当時、父は飯田が好きだったのかどうか知らないが、頻繁に出かけていたことは幼心になんとなく分かっていた。
不確かな記憶だけど、父が用意したガスコンロで飯を炊きハインツの缶詰カレーを温めてカレーライスを作ったことと、僕がどこか知らないところ(おそらく飯田のどこかだろう)で小便をちびって迷惑をかけたことがいまでも思い出される。

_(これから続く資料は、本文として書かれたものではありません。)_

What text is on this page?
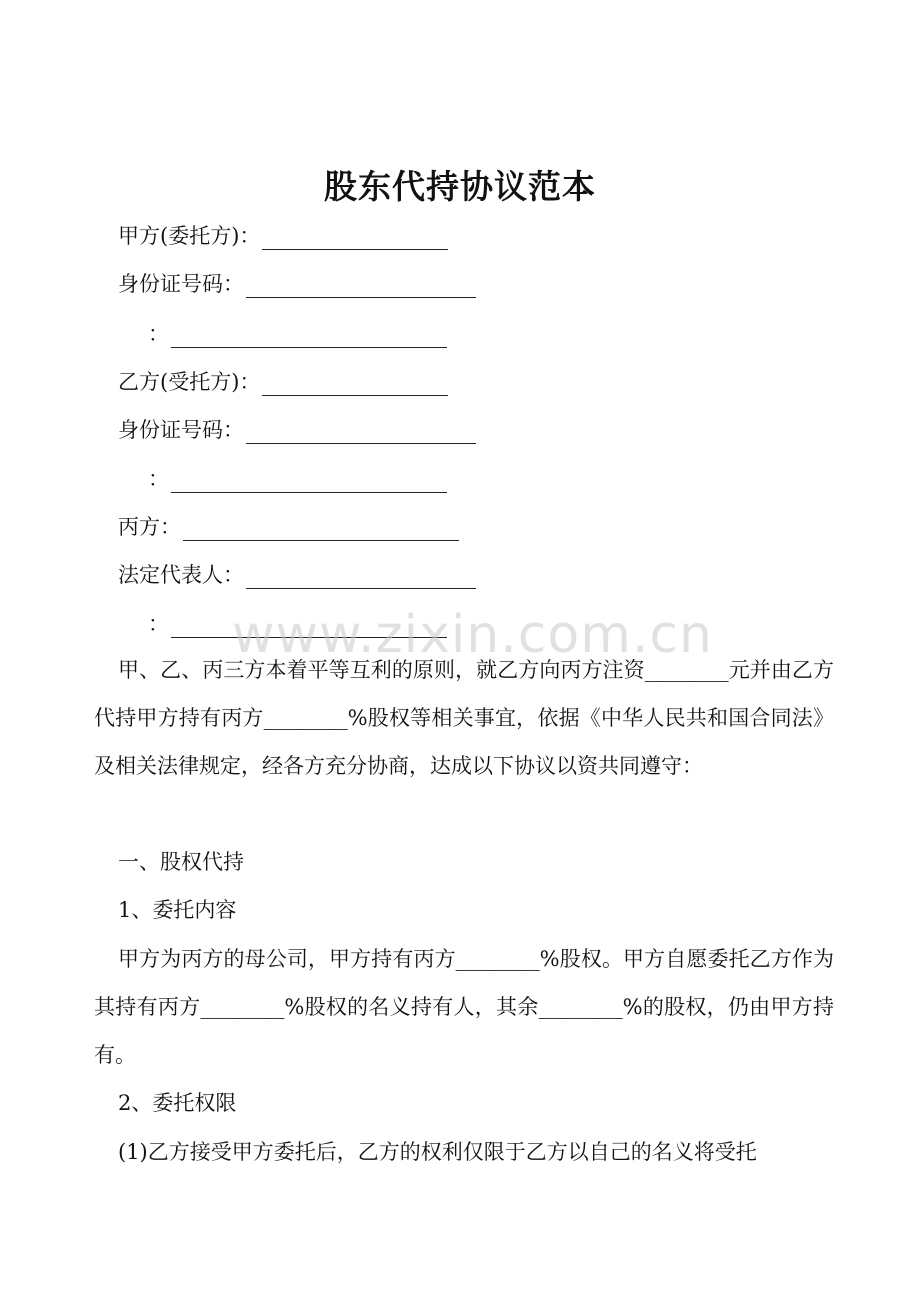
股东代持协议范本
甲方(委托方)：
身份证号码：
：
乙方(受托方)：
身份证号码：
：
丙方：
法定代表人：
：
甲、乙、丙三方本着平等互利的原则，就乙方向丙方注资________元并由乙方代持甲方持有丙方________%股权等相关事宜，依据《中华人民共和国合同法》及相关法律规定，经各方充分协商，达成以下协议以资共同遵守：
一、股权代持
1、委托内容
甲方为丙方的母公司，甲方持有丙方________%股权。甲方自愿委托乙方作为其持有丙方________%股权的名义持有人，其余________%的股权，仍由甲方持有。
2、委托权限
(1)乙方接受甲方委托后，乙方的权利仅限于乙方以自己的名义将受托
www.zixin.com.cn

僕が小学生低学年のころ、その飯田に小さな家が建った。
忙しい父が、名古屋の実家とは別に家族で過ごすために建てた小さな家はドングリのような形をしたカナディアンハウス。
一風変わったその家で小学生以来、年に数回は過ごした。

父が単身赴任したときは母に連れられて高速バスに乗って飯田に行き、赴任先からやって来た父と合流して数日間過ごした。
家族で東京に引っ越したときは東京から飯田までの距離を父の運転でやって来た。
東京から再び名古屋に戻ってからは家族水入らずで名古屋から飯田を往復した。
そのときに通るのは国道153号線だった。

先週に引き続き、三河国の古社巡礼に向かった。
大詰めを迎えているので残るは行きにくいところばかり。
先週、渥美半島の神社を巡ったので、今日は奥三河の古社二社を巡る旅。
名鉄三河線猿投駅で輪行したFATBIKEを組み立てた。
目指したのは153号線。
猿投グリーンロード発着点である力石を過ぎると見慣れた風景を走った。
ひと昔前までは古民家の壁にキンチョールやアースの看板が張られていて車窓から眺める僕の目を楽しませたが、いまは新しい家に建て替えられ、所々、コンビニにも恵まれている。

最初の野神社へは一時間ほどで到着。
次なる目的地の野見神社へはさらにそこから一時間をかけて走った。
登り基調で正直しんどくはあったけど、父の運転で走っていた道だから景色に見覚えがあり、緊張することなく走ることができた。
むしろペダルを漕ぎながら父のこと、そして父が建てた小さな家のことを考えた。
いまは母が相続しているけど、僕ができる範囲で管理できないか、そのために必要なのは何か...

野見神社参拝後、手元の時計はまだ午前十時半。
早めの昼食を済ませ張り切って名古屋まで走って帰ることにした。
暑い。
午後になり気温は三十五度近くまで上がった。
それでも153号線を通れば安心だ。
よみがえる父の思い出。

父が亡くなる数日前、一台の車を借りて姉夫婦とともに飯田に向かった。
往路には153号線を通った。
父にとっては体力的にしんどい旅だったろう。
蓬莱泉の吟醸工房で休憩をとった。
父をさすがだと思ったのは、普段運転席で車を操っていただけに道には詳しい。
義兄の運転する車の最後列から何かと指示を出していた。
ただ小さな家にいるときさえ、いままで見たことのないしんどさや苦痛を端で見ている僕も感じた。
決して楽な、楽しい旅ではなかった。
飯田には何不自由なく来ていた父がその飯田で苦しみながら過ごしているなんて。

一泊して復路は中央道を通って帰った。
家に着き皆がのんびりしたところで父は、飯田に行けたことを皆の前で感謝した。
一年前までは自分の運転で行けたのに点滴を伴っての飯田行き。
忸怩たる思いがあっただろう。
だけど支えさえあればなんとか行けなくもないというのが父の実感だったようだ。

「これからもどこかに行けるなら連れて行って欲しい」

弱気ともとれる言葉だけど、僕は前向きに捉えた。
点滴をつけた状況でも支えさえあれば行けなくもない。
父にとって自信になったのかもしれない。
仮にもそうであればよかった。

父はその十日後、亡くなった。
だから153号線を走ると何とかして父の思いを受継ぎたいような、そんな気持ちにかられるのだ。